In this video we will learn how to take a complicated pulley problem like this one,
and simplify it into something much easier to work with.I
f this video helps you, please subscribe or share it with a classmate.
Here we have a large 10kg box on a frictionless surface. A 2kg mass is attached to the 10kg
mass by a pulley. This question requires us to find the acceleration of block A. Since
both blocks are attached together by a rope, they will both have the same acceleration.
If we draw the individual free body diagrams, we quickly see that both have a force of tension.
Since they are attached by the same rope, the tensions will be the same. I've drawn
this in purple do you can better visualize it.

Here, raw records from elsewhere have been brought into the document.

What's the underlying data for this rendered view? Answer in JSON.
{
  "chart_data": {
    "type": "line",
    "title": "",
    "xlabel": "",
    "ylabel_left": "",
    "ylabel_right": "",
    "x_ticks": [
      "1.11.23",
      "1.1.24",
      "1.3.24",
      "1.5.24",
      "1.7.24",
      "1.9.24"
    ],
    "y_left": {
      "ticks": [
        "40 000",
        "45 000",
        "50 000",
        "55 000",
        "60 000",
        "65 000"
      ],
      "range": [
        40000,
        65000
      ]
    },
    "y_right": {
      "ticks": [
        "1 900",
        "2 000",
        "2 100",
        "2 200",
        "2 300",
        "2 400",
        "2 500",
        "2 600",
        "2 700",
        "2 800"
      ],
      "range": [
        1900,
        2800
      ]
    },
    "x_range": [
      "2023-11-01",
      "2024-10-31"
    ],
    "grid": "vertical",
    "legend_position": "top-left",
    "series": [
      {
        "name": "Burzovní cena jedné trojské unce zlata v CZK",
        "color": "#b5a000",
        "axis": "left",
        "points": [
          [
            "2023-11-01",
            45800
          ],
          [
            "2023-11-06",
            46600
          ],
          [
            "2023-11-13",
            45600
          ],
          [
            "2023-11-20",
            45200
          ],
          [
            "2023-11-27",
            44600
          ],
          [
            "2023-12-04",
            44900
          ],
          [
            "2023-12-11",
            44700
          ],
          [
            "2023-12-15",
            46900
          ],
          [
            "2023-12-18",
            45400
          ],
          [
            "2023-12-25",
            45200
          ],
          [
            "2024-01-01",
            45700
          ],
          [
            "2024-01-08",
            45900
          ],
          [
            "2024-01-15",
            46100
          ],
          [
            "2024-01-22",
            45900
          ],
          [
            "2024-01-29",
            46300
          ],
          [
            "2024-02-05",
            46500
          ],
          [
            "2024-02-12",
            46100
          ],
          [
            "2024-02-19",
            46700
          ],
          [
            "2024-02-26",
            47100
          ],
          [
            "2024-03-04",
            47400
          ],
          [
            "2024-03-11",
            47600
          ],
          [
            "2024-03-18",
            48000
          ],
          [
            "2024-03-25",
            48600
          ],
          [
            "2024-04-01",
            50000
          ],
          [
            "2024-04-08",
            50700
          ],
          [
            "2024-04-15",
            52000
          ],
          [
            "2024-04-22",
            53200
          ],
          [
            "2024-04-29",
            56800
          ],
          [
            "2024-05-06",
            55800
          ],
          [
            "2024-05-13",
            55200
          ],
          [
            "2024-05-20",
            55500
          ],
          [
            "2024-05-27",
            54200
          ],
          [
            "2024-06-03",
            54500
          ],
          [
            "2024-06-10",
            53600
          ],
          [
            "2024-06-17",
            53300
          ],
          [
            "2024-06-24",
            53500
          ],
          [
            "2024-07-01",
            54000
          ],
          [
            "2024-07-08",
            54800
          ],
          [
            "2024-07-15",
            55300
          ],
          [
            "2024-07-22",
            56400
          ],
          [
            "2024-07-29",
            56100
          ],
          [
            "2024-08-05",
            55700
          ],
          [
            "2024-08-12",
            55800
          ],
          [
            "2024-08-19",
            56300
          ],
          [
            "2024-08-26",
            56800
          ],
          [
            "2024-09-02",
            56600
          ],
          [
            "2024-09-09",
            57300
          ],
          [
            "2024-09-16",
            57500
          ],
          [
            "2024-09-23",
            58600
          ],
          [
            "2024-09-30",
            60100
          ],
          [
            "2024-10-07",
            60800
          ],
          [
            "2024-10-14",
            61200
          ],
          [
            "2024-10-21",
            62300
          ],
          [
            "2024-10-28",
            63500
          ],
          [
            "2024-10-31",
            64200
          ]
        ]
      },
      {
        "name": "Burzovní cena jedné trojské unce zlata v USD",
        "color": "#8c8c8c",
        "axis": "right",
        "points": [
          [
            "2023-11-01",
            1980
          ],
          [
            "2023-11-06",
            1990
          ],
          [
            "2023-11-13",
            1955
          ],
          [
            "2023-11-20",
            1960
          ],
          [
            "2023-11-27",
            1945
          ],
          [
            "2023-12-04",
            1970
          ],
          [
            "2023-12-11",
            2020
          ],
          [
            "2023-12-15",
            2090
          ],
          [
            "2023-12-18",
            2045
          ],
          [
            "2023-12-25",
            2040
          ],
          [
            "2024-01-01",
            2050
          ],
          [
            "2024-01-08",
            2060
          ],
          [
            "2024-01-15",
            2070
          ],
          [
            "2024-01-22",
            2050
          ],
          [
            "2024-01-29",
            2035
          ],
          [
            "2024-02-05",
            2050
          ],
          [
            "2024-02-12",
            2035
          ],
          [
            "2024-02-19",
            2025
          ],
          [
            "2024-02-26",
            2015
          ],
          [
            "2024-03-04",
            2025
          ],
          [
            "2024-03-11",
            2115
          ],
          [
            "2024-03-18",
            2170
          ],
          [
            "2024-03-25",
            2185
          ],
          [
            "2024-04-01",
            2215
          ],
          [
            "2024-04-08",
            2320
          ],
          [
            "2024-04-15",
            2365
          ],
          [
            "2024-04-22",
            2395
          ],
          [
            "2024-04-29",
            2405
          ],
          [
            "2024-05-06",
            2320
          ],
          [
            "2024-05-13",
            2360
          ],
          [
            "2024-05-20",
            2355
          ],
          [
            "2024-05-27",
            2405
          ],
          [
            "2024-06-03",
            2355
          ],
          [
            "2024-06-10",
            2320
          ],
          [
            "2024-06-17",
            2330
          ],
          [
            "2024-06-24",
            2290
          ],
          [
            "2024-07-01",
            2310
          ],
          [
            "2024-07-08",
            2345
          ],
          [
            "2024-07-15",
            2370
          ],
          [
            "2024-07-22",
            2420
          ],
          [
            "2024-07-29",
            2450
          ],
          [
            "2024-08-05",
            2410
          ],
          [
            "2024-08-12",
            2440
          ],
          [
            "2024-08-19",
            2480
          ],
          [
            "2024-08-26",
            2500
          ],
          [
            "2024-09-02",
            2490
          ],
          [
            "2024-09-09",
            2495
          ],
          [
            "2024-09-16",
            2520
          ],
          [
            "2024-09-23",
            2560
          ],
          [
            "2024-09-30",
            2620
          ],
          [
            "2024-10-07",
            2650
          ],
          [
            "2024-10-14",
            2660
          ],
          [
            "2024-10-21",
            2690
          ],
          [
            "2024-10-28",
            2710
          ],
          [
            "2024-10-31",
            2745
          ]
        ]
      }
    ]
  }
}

Now we have some good news and some bad news. The bad news is that we don't know the force
of tension and without it we can't directly solve for acceleration. The good news is that
we can make this problem much simpler to solve.
All the rope in this problem was doing was changing the direction of the weight from
box B. In other words, the force of gravity from box B was being redirected
by the rope and pulley to move box A along the surface.
So let's forget about the tension for now, and instead create a different, but equivalent
problem that focuses on the forces that are actually doing the moving.
Just because the rope redirects the weight of B does NOT mean that the weight and tension
are equal. In fact, if the boxes are accelerating, they will not be equal.
OK. So now we see that the force of gravity from box B is what is providing the force
to move box A. Now that we see this, we can forget all about the entire pulley system
and just pretend the box is being pushed with that same 19.6 N.
Congratulations! We've converted a complicated problem to a very basic one! Reward yourself
by drawing a new free body diagram. You may find it beneficial to include the values for
your variables on the free body diagram. It's optional, but I'll do it here.
The next step is to apply newtons second law. The net force is equal to the total mass of
the system times its acceleration.
Since block A is not moving in the y direction, the net force there is zero, and the normal
force and the weight of A are balanced. We don't need this information in this problem
so we move on to finding the net force in the X direction.
Since both box A and B have mass, they have inertia that will affect the acceleration
of the system. Newton's second law requires us take the total mass of the system into
the equation.
Now to find the net force. Since we don't have friction or any other forces, the only
force we need to include is the force of gravity from mass B. If this problem had included
friction we would have to subtract that. Lucky for us we don't.
That's it for this problem! Just solve for acceleration and put the numbers in your calculator!
Give this problem a try on your own, except this time solve it when box A has a 5N force
of friction.